4
Yorum
16
Beğeni
5,0
Puan
318
Okunma
Gün doğar da hemen kararır gece,
Şafaktan yıldızlara döner bir bilmece.
Kararsız kalır zihinler sisler içinde;
Sis bulutunda parlayan o rahmet, sendin öğretmenim.
Fatih durdu surların önünde çaresiz,
Çırpınır Marmara dalgalarıyla sessiz.
Karadan yürür mü gemiler nefessiz?
Akıl almaz o akıl, sendin öğretmenim.
Ne tarih yazardı ne hilafeti Yavuz;
Çölün kumunda kalmıştı yapayalnız.
İndi atından o gece Necid’de kararsız;
Önünde yürüyen o rahmet, sendin öğretmenim.
Kudüs’ün kapısı açıldı bir gece,
Bir Selahaddin dikildi zulmün gölgesine.
Değil kılıç, fetihler yazdı bu keskin hece;
Aksa’yı kuşatan o iman, sendin öğretmenim.
Bir söz söylerdi, dağlar erirdi içten içe;
Bir gönül arardı baharı akıllar dirilince.

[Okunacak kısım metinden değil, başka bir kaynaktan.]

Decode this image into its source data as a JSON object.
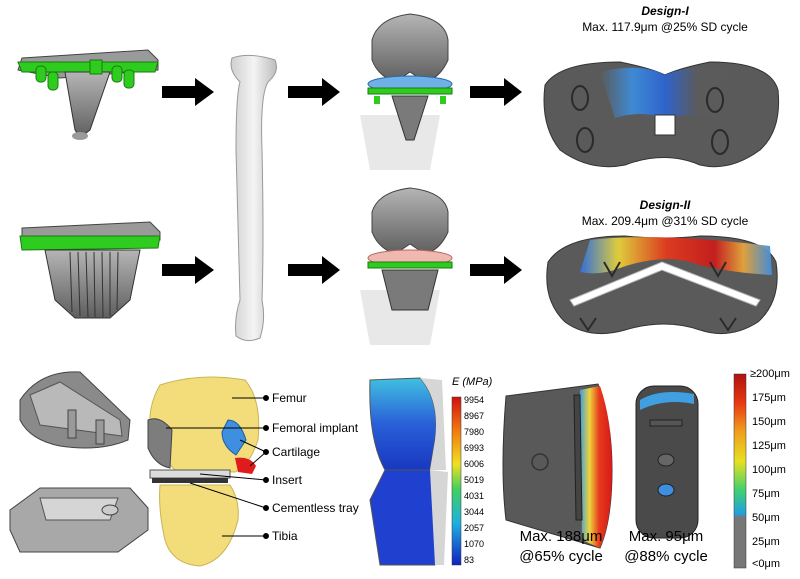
{
  "designs": [
    {
      "title": "Design-I",
      "result": "Max. 117.9μm @25% SD cycle"
    },
    {
      "title": "Design-II",
      "result": "Max. 209.4μm @31% SD cycle"
    }
  ],
  "anatomy_labels": [
    "Femur",
    "Femoral implant",
    "Cartilage",
    "Insert",
    "Cementless tray",
    "Tibia"
  ],
  "modulus_legend": {
    "title": "E (MPa)",
    "ticks": [
      "9954",
      "8967",
      "7980",
      "6993",
      "6006",
      "5019",
      "4031",
      "3044",
      "2057",
      "1070",
      "83"
    ]
  },
  "micromotion_results": [
    {
      "line1": "Max. 188μm",
      "line2": "@65% cycle"
    },
    {
      "line1": "Max. 95μm",
      "line2": "@88% cycle"
    }
  ],
  "micromotion_legend": {
    "ticks": [
      "≥200μm",
      "175μm",
      "150μm",
      "125μm",
      "100μm",
      "75μm",
      "50μm",
      "25μm",
      "<0μm"
    ]
  },
  "colors": {
    "implant_green": "#2ecc1f",
    "metal_grey": "#8a8a8a",
    "bone_yellow": "#f2dd7a",
    "cartilage_blue": "#3f8fe0",
    "insert_red": "#e01b1b"
  }
}
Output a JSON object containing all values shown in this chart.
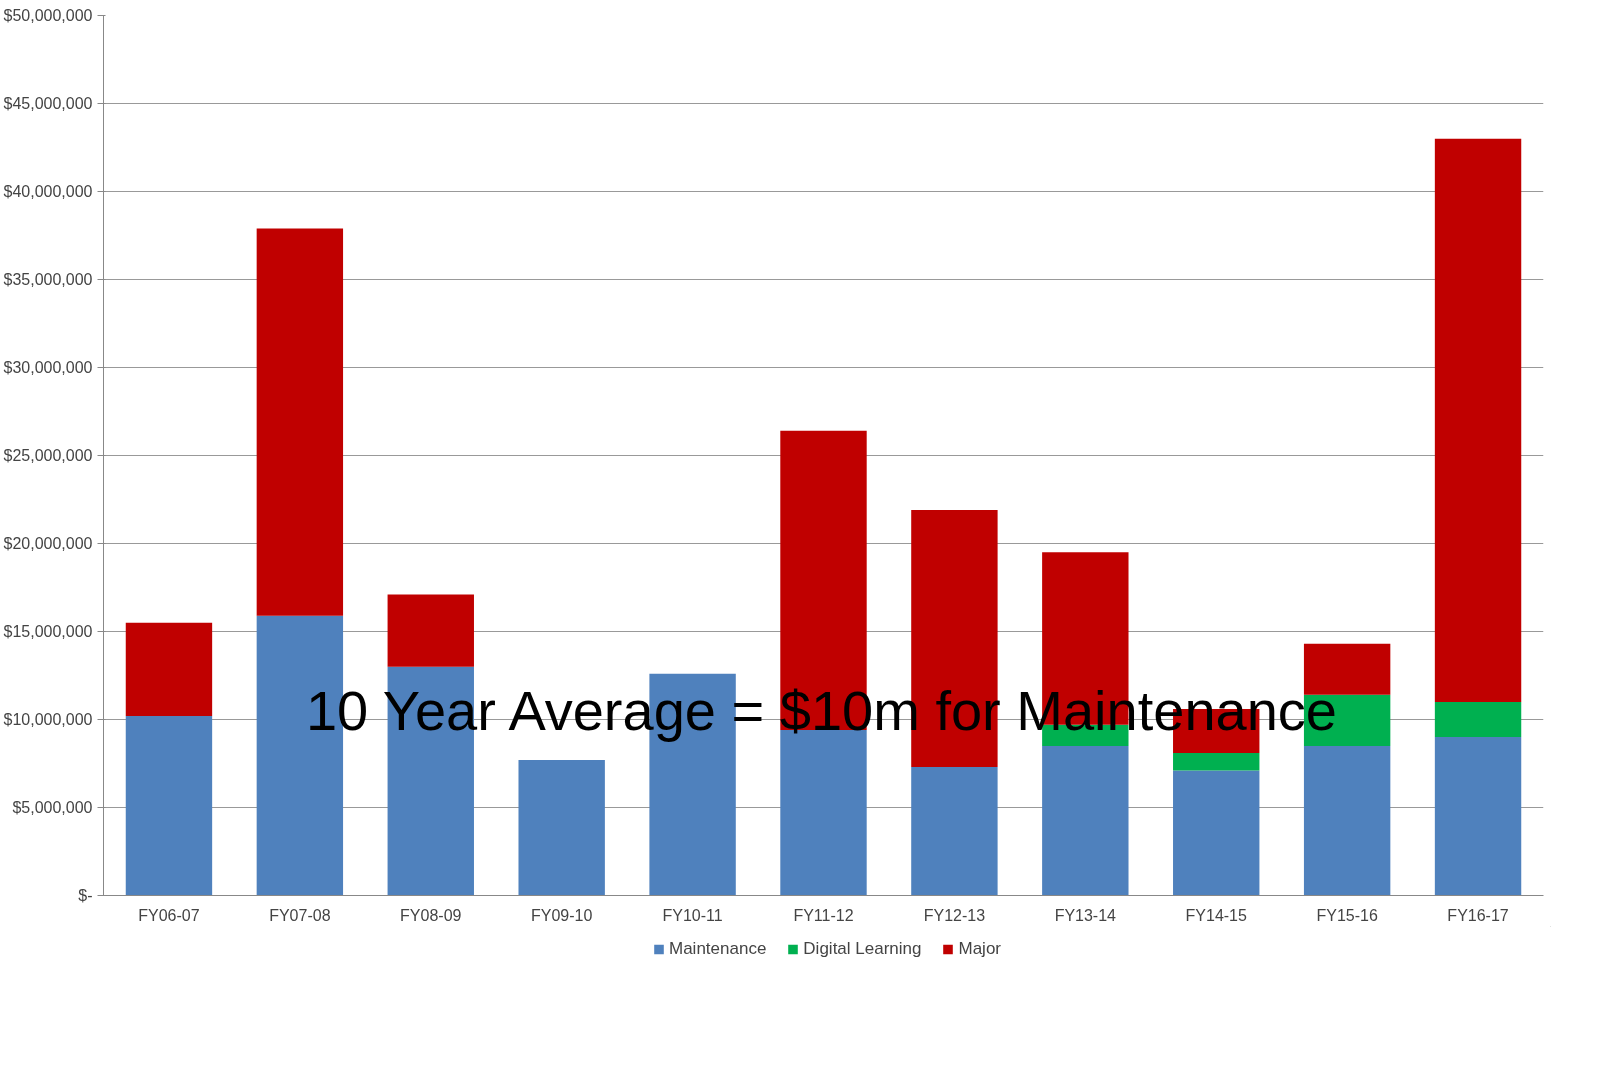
{
  "chart_data": {
    "type": "bar",
    "stacked": true,
    "categories": [
      "FY06-07",
      "FY07-08",
      "FY08-09",
      "FY09-10",
      "FY10-11",
      "FY11-12",
      "FY12-13",
      "FY13-14",
      "FY14-15",
      "FY15-16",
      "FY16-17"
    ],
    "series": [
      {
        "name": "Maintenance",
        "color": "#4f81bd",
        "values": [
          10200000,
          15900000,
          13000000,
          7700000,
          12600000,
          9400000,
          7300000,
          8500000,
          7100000,
          8500000,
          9000000
        ]
      },
      {
        "name": "Digital Learning",
        "color": "#00b050",
        "values": [
          null,
          null,
          null,
          null,
          null,
          null,
          null,
          1200000,
          1000000,
          2900000,
          2000000
        ]
      },
      {
        "name": "Major",
        "color": "#c00000",
        "values": [
          5300000,
          22000000,
          4100000,
          null,
          null,
          17000000,
          14600000,
          9800000,
          2500000,
          2900000,
          32000000
        ]
      }
    ],
    "ylim": [
      0,
      50000000
    ],
    "yticks": [
      {
        "value": 0,
        "label": "$-"
      },
      {
        "value": 5000000,
        "label": "$5,000,000"
      },
      {
        "value": 10000000,
        "label": "$10,000,000"
      },
      {
        "value": 15000000,
        "label": "$15,000,000"
      },
      {
        "value": 20000000,
        "label": "$20,000,000"
      },
      {
        "value": 25000000,
        "label": "$25,000,000"
      },
      {
        "value": 30000000,
        "label": "$30,000,000"
      },
      {
        "value": 35000000,
        "label": "$35,000,000"
      },
      {
        "value": 40000000,
        "label": "$40,000,000"
      },
      {
        "value": 45000000,
        "label": "$45,000,000"
      },
      {
        "value": 50000000,
        "label": "$50,000,000"
      }
    ],
    "grid": "y",
    "legend": "bottom",
    "annotations": [
      "10 Year Average = $10m for Maintenance"
    ]
  }
}
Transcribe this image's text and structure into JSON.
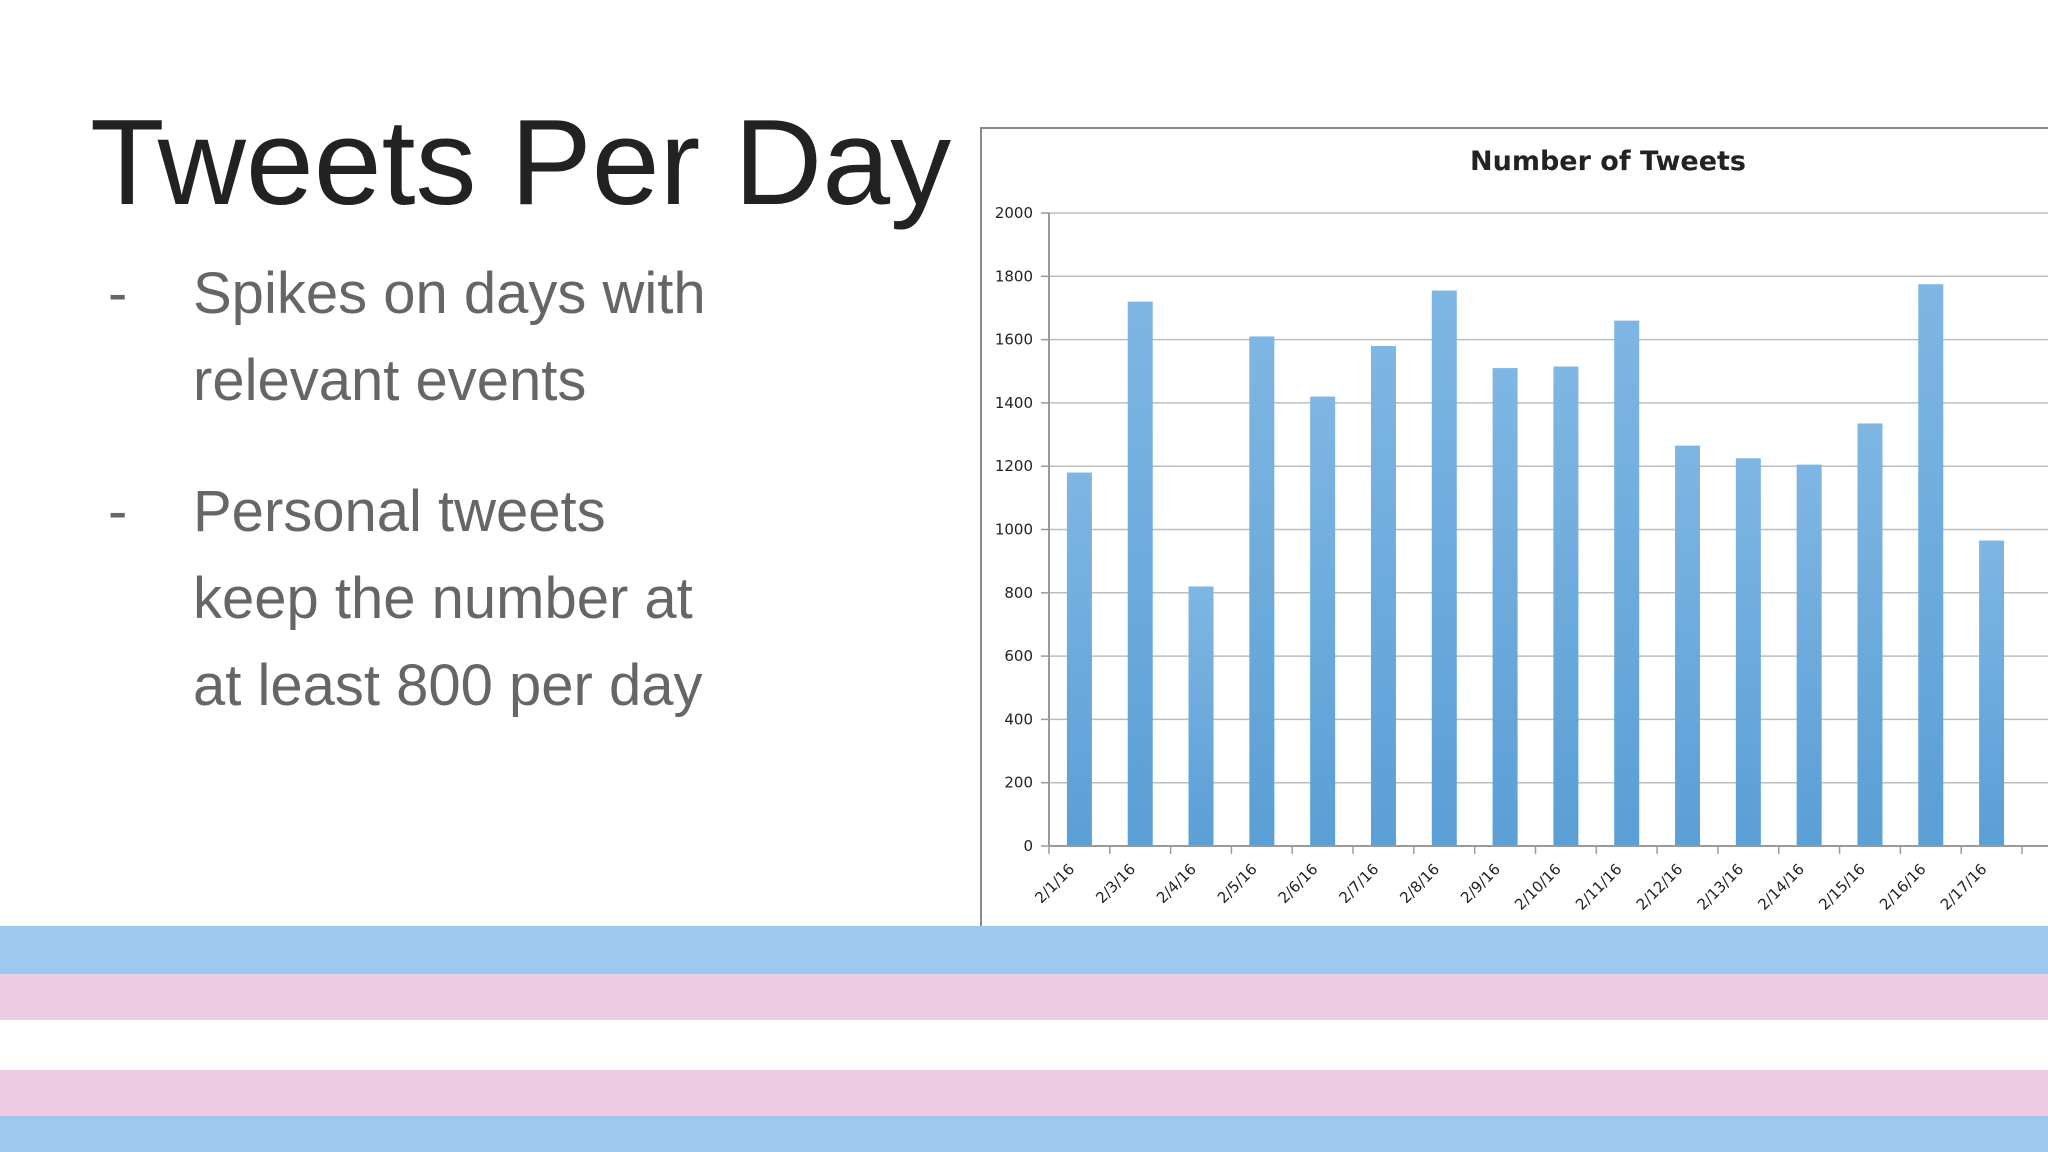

Sevgi kelamıyla ilim birleşince
Dilleri gül açan o Yunus, sendin öğretmenim.
Nefsi yenip çıktığı derin çetinde,
Bir ışık dolaştı Horasan ilinde.
İnsanı insan kılan o engin dilde;
Hak yolunu gösteren Hacı Bektaş, sendin öğretmenim.
Semah’ta dönerken aşkın izinde,
Bir sır çözülürdü gönlün sesinde.
Kapılar kilit, gönül arayış içinde;
Benliği aşmayı öğreten Mevlana, sendin öğretmenim.
Nice çağlar açıldı bir kalbin izinde,
Nice sırlar çözüldü senin ders aleminde.
Tarihi başlatan o büyük ses içinde;
Fidanlara nefes veren o soluk, sendin öğretmenim.
Bir çığ düşse de sarsılmaz nurun elde;
Bir âlem dirilir bıraktığın ilimde.
Sen yürüyünce söner zulmün ateşleri de;
Ümmetin hakikat ışığı, sensin öğretmenim.